January, straight after Christmas, when the gales are gathering and the fireside beckons, that is the traditional time for snuggling up with the new year’s seed and nursery catalogues, daydreaming glorious growings for the year ahead. In my case this usually means enthusiasm for long-forgotten vegetable and flower varieties to be planted in the as-yet unweeded allotment beds. The triumph of hope over experience.

But not this year. I’ve been far too busy designing gardens and, unbelievably, digging over my allotment beds in my spare time, to have had any cosying-up time with the catalogues. Until this weekend, when a week of freezing temperatures and snow has kept me in the study re-scheduling the delivery and planting of a mile of bare-root hedging, and doing all the paperwork I can face. I have a free weekend, a pile of seed and nursery catalogues, and three large beds prepared for planting. Where to start?
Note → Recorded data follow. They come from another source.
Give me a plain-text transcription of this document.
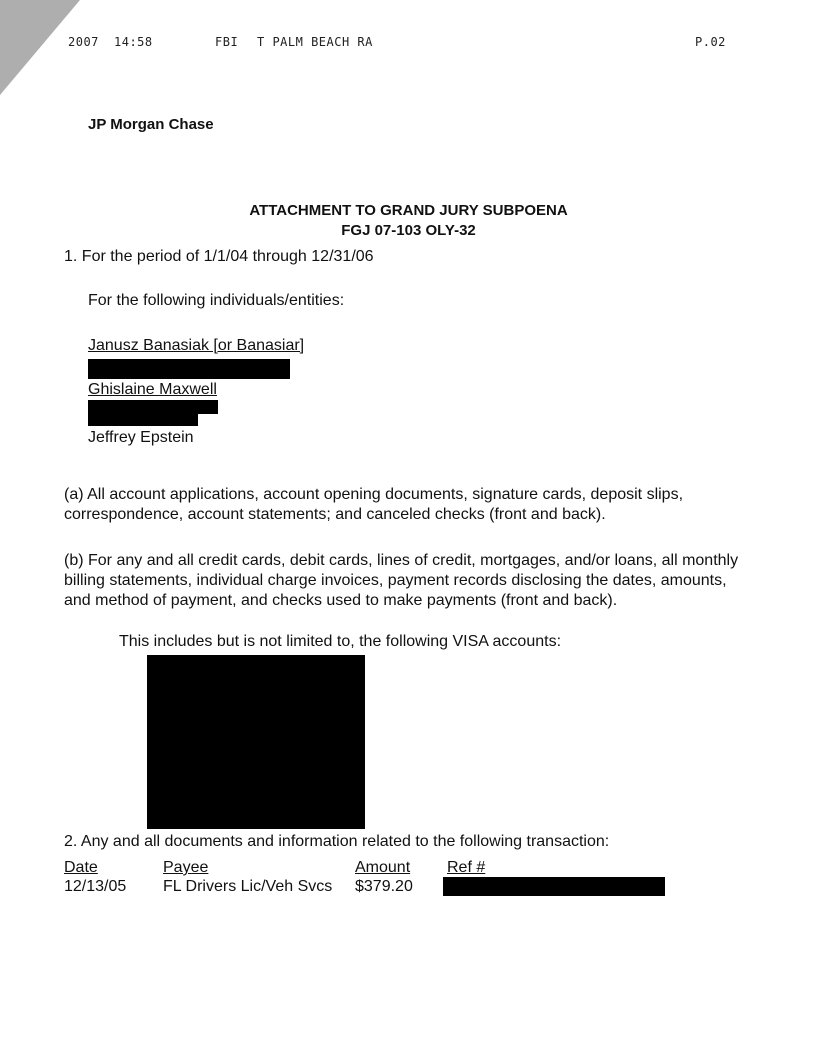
2007 14:58	FBI T PALM BEACH RA	P.02
JP Morgan Chase
ATTACHMENT TO GRAND JURY SUBPOENA
FGJ 07-103 OLY-32
1. For the period of 1/1/04 through 12/31/06
For the following individuals/entities:
Janusz Banasiak [or Banasiar]
Ghislaine Maxwell
Jeffrey Epstein
(a) All account applications, account opening documents, signature cards, deposit slips, correspondence, account statements; and canceled checks (front and back).
(b) For any and all credit cards, debit cards, lines of credit, mortgages, and/or loans, all monthly billing statements, individual charge invoices, payment records disclosing the dates, amounts, and method of payment, and checks used to make payments (front and back).
This includes but is not limited to, the following VISA accounts:
2. Any and all documents and information related to the following transaction:
Date	Payee	Amount Ref #
12/13/05 FL Drivers Lic/Veh Svcs $379.20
It has to be Sweet Peas. They are my June and July, my moon and my stars. Every year, whatever else I fail to do in the garden, I grow Sweet Peas.  I started last month with the group of young asylum seekers I work with at the Community Garden.  I gathered up all the seed I had  left from last year, and we planted Mrs Collier, Lord Nelson, Prince of Orange and Cupani. They wondered at the strange names, and showed polite but frank disbelief at the idea of anything in this freezing climate producing the fragrant flowers I promised. Given that the pots are now undercover in a freezing poly tunnel they may well have a point.


Sweet peas sown and labelled February 2017 by young asylum-seeking students from Oxford Spires Academy

But last year this selection surpassed itself – sown late in March and planted out even later in May they were glorious in July and August, and still flowering,  fragrant and without any sign of mildew, in mid October. I grew most of them at the ends of my rows of climbing French beans and runner beans, and I wonder if they appreciated the company?

This year I’ll grow this mix again, but what else do the seed catalogues have to offer? Sarah Raven is disappointing  – she has obviously decided her core market wants her enticingly named ‘collections’ – Clouds of Scent, Vintage Silks, Blackcurrant Ripple, Amethyst, and Onyx- and is not much interested in individual varieties, of which she offers only seven (possibly more online). DT Brown – a new catalogue to me, with a huge illustrated selection of vegetable seeds – offers more single varieties, but few of the ‘Old Fashioned’ Sweet Peas of the nineteenth century (and earlier) I love.  But I’m tempted by the clear scarlet of Air Warden, a twentieth-century creation.  But for the widest choice, time to return to my original and ever-reliable supplier, Chiltern Seeds. Unlike the other two they rely on words rather than pictures to promote the charms of their wares, to my mind the dying art of describing a flower can conjure a different but equally powerful desire to grow it!

So, what shall I choose for my new varieties ?  Prince Edward of York, ‘striking two-toned flowers, deep magenta-crimson with a lighter brighter pink, a sweet spicy scent’ is irresistible, and whilst new to me it has been around since 1897.  Nelly Viner is a must too, again from the turn of the nineteenth century, ‘a gorgeous clear pastel pink with attractive rounded petals. So pretty and so very very fragrant’  And from the modern varieties I’m tempted by the ‘long, strong stems’ of Charlie’s Angel, a ‘lovely, subtle, pale watercolour blue with a heavenly scent’. Now I just need the snow to clear and the sun to shine.